37 degrees Celsius, 98% humidity
This was the temperature of our morning match of the first day of the tournament. Needless to say, it was difficult. It was difficult even to breathe, much less play a match of volleyball. Lucky for us, Norwegians are similarly affected by the heat, so it was just as tough for them. Unlucky for us, our next night game did not fair so well, and we lost a tight 2 set match to some Czechs.
Day 2 - 3:30 pm
34 degrees Celsius, 77% humidity
Playing in the heat once was bad enough. The slight difference in temperature and humidity was actually noticeably better, but still incredibly draining. Again we played a pair of Norwegians, and again it worked in our favour. Sadly, I was not able to recover enough in the hour between our first and second matches, and the Greeks had a slightly higher tolerance to heated conditions. By the third set, I was jello, and my lack of body control led to our dismissal from the tournament in a disappointing 13th place.

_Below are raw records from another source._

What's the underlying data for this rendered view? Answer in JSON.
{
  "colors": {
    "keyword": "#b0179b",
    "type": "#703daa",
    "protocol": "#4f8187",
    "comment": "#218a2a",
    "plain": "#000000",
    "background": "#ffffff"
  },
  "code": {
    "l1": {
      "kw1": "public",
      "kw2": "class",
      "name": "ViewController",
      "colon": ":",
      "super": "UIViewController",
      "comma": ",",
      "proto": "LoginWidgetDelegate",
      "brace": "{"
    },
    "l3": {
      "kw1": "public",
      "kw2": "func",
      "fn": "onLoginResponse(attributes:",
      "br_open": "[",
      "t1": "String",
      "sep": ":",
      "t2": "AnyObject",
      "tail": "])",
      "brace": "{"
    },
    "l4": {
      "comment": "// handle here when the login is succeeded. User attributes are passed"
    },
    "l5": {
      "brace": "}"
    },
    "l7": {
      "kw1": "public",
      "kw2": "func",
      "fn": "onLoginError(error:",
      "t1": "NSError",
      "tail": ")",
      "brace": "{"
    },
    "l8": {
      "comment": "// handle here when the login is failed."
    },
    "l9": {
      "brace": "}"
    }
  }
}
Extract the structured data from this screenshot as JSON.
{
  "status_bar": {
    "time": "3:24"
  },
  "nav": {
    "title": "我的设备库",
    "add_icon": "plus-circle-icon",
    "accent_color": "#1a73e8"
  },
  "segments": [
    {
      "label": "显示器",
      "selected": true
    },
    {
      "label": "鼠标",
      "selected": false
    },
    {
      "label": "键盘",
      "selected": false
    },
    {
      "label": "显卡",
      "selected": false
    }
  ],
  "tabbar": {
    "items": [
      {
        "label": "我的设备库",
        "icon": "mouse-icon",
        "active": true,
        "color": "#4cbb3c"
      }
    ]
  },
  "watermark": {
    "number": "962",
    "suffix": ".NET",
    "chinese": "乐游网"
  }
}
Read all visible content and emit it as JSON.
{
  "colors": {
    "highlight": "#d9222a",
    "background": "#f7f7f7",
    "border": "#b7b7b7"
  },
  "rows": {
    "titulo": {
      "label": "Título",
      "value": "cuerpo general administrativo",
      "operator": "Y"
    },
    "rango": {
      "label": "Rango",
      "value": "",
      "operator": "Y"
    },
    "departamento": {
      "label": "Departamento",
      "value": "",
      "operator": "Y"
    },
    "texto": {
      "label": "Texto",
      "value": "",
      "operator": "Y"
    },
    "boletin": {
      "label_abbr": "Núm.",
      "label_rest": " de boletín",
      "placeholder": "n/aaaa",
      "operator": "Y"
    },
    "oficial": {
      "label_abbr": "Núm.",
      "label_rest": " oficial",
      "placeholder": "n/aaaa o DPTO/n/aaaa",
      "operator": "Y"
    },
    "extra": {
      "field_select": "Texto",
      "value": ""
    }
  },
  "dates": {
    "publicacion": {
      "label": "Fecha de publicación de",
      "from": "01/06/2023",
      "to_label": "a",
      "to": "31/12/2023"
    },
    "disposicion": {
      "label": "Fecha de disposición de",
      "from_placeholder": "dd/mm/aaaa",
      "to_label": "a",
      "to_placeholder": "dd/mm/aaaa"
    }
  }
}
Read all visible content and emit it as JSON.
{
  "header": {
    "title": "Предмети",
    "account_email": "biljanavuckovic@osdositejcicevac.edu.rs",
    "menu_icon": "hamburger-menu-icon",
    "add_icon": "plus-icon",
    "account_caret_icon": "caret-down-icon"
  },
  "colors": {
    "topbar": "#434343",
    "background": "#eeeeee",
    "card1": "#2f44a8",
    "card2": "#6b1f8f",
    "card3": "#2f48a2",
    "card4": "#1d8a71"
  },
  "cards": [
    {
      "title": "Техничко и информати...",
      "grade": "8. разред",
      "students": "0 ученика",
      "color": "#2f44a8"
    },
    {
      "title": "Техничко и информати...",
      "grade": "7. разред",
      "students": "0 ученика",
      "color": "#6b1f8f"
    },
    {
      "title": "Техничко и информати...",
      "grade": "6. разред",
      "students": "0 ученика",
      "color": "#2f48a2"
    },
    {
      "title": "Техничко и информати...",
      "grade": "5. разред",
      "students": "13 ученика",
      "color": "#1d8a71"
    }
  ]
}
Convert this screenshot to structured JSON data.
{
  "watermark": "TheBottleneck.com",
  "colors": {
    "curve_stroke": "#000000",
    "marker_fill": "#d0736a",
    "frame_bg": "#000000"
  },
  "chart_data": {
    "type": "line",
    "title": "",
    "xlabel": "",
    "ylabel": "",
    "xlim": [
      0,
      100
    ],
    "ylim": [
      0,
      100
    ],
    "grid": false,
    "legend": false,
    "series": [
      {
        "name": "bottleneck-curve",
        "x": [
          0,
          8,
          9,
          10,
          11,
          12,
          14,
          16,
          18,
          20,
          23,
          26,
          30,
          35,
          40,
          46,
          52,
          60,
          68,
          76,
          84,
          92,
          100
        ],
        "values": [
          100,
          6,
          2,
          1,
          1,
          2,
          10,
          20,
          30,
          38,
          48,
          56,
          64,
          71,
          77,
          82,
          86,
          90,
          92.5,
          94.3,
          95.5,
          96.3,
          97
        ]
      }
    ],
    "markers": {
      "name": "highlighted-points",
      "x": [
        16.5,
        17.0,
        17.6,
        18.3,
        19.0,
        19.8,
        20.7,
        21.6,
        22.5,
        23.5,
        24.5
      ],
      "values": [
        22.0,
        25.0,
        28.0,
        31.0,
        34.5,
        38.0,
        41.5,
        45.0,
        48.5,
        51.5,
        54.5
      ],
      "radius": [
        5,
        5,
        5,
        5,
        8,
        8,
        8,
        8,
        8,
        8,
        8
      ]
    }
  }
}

It's tough coming from a country where, at this time of year, the best I can hope for is rain with sunny periods. We can train as hard as we can there, but there is nothing we can do in Canada that could prepare us for the intensity and thickness in the air that I experienced playing over the past 2 days.
Meanwhile, teams from Iran and Turkey are thriving under these conditions. Solid teams to start with, they have that extra push under the sun that us northern folk can't quite match. Using familiar temperatures to their full potential. Countries that experience winter will never see the conditions that permeate India on a daily basis. As great as I find the sport of beach volleyball, I don't enjoy the helpless feeling that I got the displeasure of experiencing today.
On the plus side, playing a NORCECA in Mexico two weeks from now should be a breeze.
P.S. To those who noticed I missed Monday,
It was out of my control, this is the first time I have been able to access the internet since my arrival in India.